Kamil Słaby (Sandecja Nowy Sącz)
W końcówce pierwszej połowy lewy obrońca praktycznie ustawił mecz dla Sandecji. Najpierw dograł na nos do Filipa Piszczka, a po chwili spokojnie wykonał rzut karny. Lider dwubramkowego prowadzenia już nie roztrwonił.

Rafał Kurzawa (Górnik Zabrze)
Świetna dyspozycja tego lewonożnego zawodnika. W meczu z Chojniczanką brał udział w każdej sytuacji bramkowej. Otworzył wynik mierzonym strzałem, dołożył asystę, a ponadto wypracował rzut karny i zanotował kilka kluczowych podań.

Sebastian Deja (MKS Kluczbork)
Rudowłosy pomocnik był ojcem zwycięstwa czerwonej latarni nad Chrobrym Głogów. Deja przypomniał kibicom, że potrafi zdobywać bramki, a jak już zaczął, to od razu dwie. MKS ma jeszcze tylko teoretyczne szanse na przedostanie się na miejsce barażowe.

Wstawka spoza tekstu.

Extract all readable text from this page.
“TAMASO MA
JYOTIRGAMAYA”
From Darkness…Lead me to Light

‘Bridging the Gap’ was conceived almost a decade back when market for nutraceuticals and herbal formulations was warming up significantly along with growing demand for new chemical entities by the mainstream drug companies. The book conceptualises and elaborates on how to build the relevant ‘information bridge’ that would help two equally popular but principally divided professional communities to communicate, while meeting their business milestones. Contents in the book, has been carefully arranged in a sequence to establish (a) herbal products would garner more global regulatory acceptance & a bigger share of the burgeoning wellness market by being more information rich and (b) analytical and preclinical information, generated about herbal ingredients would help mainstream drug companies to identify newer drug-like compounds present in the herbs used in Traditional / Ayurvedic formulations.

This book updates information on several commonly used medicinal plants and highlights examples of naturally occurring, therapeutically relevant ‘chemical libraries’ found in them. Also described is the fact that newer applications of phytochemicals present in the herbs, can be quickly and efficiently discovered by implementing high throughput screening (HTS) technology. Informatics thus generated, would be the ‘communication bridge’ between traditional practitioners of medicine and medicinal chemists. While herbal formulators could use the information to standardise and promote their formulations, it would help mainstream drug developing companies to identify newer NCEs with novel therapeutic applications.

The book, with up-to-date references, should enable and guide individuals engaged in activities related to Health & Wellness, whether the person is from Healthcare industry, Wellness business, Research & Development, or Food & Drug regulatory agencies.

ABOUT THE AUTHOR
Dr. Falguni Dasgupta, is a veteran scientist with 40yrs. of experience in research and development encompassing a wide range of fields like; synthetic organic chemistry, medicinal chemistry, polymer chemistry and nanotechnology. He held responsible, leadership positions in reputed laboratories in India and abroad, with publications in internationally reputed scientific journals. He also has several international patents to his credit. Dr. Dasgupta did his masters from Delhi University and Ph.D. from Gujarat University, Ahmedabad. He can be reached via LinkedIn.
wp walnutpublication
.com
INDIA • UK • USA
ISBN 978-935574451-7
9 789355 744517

Łukasz Hanzel (Podbeskidzie Bielsko-Biała)
Ciężko grało się Góralom w Mielcu, a dzięki bezbłędnej postawie Rafała Leszczyńskiego w bramce i trafieniu Łukasza Hanzela, udało się zgarnąć ważny komplet punktów. Dla 30-letniego pomocnika było to dodatkowo pierwsze trafienie dla Podbeskidzia.